Course Description

This course is a sequel to MATH 3 and is appropriate for students who have successfully completed an AB calculus curriculum (or the equivalent) in secondary school. Roughly half of the course is devoted to topics in one-variable calculus, selected from techniques of integrations, areas, volumes, numerical integration, sequences and series including Taylor series, ordinary differential equations and techniques of their solution. The second half of the course studies scalar valued functions of several variables. It begins with the study of vector geometry, equations of lines and planes, and space curves (velocity, acceleration, arclength). The balance of the course is devoted to studying differential calculus of functions of several variables. Topics include limits and continuity, partial derivatives, tangent planes and differentials, the Chain Rule, directional derivatives and applications, and optimization problems including the use of Lagrange multipliers.

Instructors

Instructor	Anne Gelb Section 1	Shiang Tang Sections 2 and 3
Class	(9L) MWF 8:50 - 9:55 Kemeny 006	(11) MWF 11:30-12:35 Kemeny 006 (12) MWF 12:50 - 1:55 Kemeny 006
x-hour	Th 9:05- 9:55 (if held) Kemeny 006	(11) Tu 12:15 - 1:05; Kemeny 006 (12) Tu 1:20-2:10 Kemeny 006
Contact	Anne.E.Gelb@Dartmouth.edu	shiang.tang@Dartmouth.edu
Office Hours	Kemeny 207: MF 10:00-11:00; by appointment.	Kemeny 006: Tu 12:15-2:10; Kemeny 320: F 9:50-10:50; by appointment.

Links

• Lecture Plan

• Homework

• Canvas for all sections

General Information

Please see Lecture Plan for detailed information.

In person lectures

All lectures will be held in person unless otherwise stated. They will not be recorded, nor will slides or lecture notes be available. If you are not feeling well or have been instructed to not come to class, please contact the instructor prior to class. In this case, the instructor will try to arrange to have a classmate take notes for you.
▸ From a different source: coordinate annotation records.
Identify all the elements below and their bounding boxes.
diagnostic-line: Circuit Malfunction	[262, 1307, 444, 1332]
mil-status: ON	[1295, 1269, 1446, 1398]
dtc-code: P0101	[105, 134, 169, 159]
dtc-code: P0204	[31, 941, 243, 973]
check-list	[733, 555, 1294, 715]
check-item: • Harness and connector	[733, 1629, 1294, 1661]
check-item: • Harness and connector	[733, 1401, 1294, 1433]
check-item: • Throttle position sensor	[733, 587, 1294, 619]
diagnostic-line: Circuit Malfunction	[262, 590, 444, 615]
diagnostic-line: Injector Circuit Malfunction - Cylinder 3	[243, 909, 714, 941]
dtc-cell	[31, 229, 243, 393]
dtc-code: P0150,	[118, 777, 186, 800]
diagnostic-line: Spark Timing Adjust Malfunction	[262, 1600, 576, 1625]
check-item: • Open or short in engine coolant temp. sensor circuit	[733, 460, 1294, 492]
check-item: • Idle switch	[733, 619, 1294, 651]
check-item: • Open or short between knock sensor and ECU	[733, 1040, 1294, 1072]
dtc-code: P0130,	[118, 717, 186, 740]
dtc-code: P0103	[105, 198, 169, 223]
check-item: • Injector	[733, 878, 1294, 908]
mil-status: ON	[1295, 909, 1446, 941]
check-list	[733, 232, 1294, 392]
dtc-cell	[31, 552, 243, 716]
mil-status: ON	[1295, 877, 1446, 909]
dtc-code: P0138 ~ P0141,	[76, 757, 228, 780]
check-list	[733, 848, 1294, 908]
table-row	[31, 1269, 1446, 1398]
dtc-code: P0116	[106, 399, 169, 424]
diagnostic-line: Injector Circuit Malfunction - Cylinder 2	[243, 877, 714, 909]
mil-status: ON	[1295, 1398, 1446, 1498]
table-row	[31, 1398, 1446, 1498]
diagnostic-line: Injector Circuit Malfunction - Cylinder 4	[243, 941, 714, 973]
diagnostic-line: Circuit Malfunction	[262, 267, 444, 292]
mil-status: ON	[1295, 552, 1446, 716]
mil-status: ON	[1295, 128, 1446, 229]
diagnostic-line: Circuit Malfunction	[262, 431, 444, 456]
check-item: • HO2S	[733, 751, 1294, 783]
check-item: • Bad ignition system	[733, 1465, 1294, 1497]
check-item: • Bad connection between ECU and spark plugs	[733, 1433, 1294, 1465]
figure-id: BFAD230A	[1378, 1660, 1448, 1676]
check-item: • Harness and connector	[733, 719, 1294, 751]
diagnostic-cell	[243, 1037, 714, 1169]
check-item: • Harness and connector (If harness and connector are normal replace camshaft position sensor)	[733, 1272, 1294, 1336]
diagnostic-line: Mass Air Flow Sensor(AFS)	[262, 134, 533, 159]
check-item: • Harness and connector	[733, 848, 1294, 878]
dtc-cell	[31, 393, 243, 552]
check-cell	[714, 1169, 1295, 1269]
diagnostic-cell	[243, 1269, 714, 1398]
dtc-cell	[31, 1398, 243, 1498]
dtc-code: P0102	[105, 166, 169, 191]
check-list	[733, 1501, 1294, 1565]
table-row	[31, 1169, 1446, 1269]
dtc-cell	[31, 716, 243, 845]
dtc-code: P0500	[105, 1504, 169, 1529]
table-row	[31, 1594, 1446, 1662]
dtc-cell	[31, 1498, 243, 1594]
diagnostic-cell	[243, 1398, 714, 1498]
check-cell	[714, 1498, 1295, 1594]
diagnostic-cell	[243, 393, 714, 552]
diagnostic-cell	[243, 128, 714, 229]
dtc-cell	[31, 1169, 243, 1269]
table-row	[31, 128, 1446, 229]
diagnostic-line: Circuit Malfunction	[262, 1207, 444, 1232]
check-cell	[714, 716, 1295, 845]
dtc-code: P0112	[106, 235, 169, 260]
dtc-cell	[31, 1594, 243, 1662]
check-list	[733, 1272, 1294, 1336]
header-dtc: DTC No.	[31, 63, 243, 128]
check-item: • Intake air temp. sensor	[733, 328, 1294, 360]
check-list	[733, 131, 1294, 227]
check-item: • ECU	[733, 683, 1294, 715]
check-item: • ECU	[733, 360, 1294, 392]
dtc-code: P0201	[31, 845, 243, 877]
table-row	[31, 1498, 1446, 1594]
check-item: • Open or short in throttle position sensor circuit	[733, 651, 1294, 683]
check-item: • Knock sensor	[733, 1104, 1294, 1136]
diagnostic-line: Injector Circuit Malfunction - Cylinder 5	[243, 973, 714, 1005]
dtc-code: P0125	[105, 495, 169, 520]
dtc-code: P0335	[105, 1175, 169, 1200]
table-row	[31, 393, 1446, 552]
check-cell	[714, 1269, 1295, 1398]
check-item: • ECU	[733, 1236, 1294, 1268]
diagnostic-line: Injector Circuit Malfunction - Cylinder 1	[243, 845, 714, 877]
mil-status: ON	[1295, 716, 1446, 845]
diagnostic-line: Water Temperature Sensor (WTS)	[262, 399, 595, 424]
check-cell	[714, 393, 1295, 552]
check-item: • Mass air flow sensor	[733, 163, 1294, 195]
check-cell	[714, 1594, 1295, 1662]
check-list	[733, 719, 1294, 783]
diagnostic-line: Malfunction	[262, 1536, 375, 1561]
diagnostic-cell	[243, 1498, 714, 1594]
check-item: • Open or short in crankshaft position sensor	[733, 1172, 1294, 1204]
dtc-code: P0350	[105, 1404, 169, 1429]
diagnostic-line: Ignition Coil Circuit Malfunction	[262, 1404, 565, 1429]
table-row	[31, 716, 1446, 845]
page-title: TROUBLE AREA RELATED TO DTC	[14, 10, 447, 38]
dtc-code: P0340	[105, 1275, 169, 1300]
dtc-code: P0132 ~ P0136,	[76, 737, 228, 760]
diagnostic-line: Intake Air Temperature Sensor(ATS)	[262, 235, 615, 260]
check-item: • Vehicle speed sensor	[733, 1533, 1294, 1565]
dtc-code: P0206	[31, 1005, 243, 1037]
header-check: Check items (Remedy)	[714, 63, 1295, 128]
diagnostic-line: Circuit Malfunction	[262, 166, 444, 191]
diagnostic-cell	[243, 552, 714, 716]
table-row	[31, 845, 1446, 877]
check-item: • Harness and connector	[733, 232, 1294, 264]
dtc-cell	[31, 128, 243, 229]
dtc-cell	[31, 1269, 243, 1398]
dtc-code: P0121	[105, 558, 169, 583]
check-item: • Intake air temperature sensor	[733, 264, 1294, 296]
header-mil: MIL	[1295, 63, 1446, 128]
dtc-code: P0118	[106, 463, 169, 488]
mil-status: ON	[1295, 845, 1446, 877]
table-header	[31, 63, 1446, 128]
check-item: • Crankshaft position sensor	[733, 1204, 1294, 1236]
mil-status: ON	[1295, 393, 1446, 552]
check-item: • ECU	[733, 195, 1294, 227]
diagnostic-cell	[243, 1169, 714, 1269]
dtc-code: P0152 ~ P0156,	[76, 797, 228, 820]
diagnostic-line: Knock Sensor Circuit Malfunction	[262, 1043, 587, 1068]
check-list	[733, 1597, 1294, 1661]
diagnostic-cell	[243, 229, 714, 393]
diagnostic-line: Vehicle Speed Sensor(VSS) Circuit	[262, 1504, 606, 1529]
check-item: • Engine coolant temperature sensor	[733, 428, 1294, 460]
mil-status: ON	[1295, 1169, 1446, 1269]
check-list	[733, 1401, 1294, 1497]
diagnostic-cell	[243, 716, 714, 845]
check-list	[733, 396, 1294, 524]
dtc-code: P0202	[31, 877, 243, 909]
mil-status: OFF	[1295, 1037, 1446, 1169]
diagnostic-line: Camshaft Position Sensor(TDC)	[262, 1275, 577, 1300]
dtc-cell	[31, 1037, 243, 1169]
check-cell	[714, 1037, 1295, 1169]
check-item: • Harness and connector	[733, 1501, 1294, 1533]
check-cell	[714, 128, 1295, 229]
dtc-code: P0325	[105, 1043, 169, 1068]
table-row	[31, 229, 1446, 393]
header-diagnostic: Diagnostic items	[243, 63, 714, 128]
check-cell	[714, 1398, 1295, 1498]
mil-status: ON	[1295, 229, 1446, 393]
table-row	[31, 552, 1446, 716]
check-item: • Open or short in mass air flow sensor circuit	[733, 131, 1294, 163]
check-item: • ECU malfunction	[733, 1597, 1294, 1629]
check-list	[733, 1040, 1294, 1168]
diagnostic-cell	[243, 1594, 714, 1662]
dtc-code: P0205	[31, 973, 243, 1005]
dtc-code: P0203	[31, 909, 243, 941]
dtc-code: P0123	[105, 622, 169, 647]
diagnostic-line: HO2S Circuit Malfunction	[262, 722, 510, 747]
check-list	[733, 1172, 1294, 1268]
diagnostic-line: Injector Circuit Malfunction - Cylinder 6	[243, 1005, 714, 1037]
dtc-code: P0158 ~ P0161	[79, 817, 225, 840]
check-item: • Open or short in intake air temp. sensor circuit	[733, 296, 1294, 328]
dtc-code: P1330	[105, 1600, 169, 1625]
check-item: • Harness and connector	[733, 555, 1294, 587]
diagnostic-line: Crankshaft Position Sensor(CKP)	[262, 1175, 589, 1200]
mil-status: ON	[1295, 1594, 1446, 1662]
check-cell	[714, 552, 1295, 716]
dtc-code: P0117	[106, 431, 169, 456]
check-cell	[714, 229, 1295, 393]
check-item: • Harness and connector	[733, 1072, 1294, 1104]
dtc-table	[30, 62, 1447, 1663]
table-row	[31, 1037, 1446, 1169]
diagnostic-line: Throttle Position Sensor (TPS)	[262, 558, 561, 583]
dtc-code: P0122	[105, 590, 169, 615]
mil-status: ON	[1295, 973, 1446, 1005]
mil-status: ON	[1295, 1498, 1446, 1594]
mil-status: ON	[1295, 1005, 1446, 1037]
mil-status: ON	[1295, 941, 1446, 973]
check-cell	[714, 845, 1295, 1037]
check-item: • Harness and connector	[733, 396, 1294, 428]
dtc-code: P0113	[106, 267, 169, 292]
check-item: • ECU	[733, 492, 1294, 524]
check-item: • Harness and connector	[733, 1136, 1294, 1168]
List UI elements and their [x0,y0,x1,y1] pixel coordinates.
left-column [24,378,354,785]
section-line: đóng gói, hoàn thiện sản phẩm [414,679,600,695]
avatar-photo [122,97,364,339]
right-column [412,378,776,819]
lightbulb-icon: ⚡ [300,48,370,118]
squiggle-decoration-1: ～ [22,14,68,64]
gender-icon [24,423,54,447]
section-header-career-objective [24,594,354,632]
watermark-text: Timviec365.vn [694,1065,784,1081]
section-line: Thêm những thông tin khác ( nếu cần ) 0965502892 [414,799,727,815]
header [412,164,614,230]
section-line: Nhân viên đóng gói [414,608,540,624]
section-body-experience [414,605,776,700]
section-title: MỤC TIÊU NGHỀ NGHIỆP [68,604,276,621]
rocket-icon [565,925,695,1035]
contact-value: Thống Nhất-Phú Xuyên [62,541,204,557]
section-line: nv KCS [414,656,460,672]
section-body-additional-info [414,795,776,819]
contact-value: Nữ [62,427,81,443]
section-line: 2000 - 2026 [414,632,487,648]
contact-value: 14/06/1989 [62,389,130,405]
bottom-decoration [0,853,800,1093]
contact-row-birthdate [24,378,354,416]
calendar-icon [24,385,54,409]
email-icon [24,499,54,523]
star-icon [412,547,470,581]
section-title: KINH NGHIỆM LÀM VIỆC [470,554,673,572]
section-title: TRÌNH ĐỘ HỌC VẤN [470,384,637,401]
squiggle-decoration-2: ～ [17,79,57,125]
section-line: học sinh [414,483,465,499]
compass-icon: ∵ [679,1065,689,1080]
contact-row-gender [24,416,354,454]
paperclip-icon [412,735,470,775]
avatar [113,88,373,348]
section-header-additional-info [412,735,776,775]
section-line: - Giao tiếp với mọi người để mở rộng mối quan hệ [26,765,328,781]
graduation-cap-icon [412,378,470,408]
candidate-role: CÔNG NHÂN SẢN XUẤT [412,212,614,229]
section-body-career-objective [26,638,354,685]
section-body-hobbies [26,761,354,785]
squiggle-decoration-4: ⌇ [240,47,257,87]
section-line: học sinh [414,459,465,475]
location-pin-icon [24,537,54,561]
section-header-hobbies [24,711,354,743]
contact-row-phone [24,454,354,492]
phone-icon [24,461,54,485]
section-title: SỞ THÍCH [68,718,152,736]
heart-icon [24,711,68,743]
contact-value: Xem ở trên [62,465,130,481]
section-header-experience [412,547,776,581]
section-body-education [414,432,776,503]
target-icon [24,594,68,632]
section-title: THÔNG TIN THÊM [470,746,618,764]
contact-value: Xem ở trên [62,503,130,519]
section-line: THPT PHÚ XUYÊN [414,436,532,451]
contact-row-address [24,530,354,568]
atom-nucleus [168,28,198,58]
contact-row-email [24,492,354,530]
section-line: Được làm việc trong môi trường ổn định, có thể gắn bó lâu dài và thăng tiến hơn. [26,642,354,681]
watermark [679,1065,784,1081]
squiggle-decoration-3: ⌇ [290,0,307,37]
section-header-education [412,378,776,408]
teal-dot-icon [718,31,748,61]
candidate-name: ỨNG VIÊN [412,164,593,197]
In person and remote office hours

Office hours will generally be held in person. From time to time, it may be announced in class or on CANVAS that office hours will be conducted via zoom. Individual appointments with instructors may be held remotely via zoom, especially those made for late afternoon.

Math 8 tutorial sessions

Tutorial sessions Tuesday and Thursday from 7-9 pm in Kemeny 007.

Grading

The course grade will be based upon on weekly homework (total 80 points), class attendance (total 20 points) exam 1 (125 points), exam 2 (125 points), exam 3 (150 points). Total points possible: 500.

Exams 400 points

• Exam 1 (125 points): Thursday October 5: 5-6:45 pm; Kemeny 006 and 007.
• Exam 2 (125 points): Thursday October 26: 5-6:45 pm; Kemeny 006 and 007.
• Exam 3 (150 points): Final exam Friday November 17: 11:30 am; It is cumulative.

Homework 80 points

We will be using webwork (through canvas). We will also suggest textbook problems which will be posted Homework. Homework reinforces concepts and skills while challenging students to extend what they have learned to other types of problems. Because it is important for students to have this experience, instructors will not solve assigned homework problems during office hours before the due date. We will of course answer questions you may have in approaching problems that give you difficulty. It is therefore essential to begin homework sets early so that you may get help if difficulties do arise.

Homework is due each Tuesday at 11:59 pm. We are using webwork , which will be administered through your CANVAS website. As all homework is posted well in advance, no late homework will be accepted. Homework typically covers course material through the previous Friday.

Homework grading policy: The goal of homework is to learn to work through problems. Therefore each problem set will be assigned a grade on a 10 point scale based on the following percentage of correct results as submitted through webwork: 85% or higher = 10; 81-85% = 9; 71-80% = 8; 61-70% = 7; 50-60% = 6; 30-49% = 5; 20-29% = 3; 10-19% = 2; 5-9% = 1; below 5% = 0. The lowest homework score will be dropped, and the combination of the remaining scores will be scaled out of 80 points.

Honor Principle

We will strictly enforce Dartmouth's Academic Honor Principle. Please be advised of especially

• Exams: Giving and/or receiving assistance during an examination violates the Academic Honor Principle.
• Homework: Collaboration is both permitted and encouraged, but it is a violation of the honor code for someone to provide the answers for you.

Textbook

Calculus, Volumes 2 and 3 by E. Herman, et. al., OpenStax (available online):
Volume 2
Volume 3

Prerequisite:

Math 3 or advanced placement into Math 8.

Student Religious Observances

Some students may wish to take part in religious observances that fall during this academic term. Should you have a religious observance that conflicts with your participation in the course, please come speak with your instructor before the end of the second week of the term to discuss appropriate accommodations.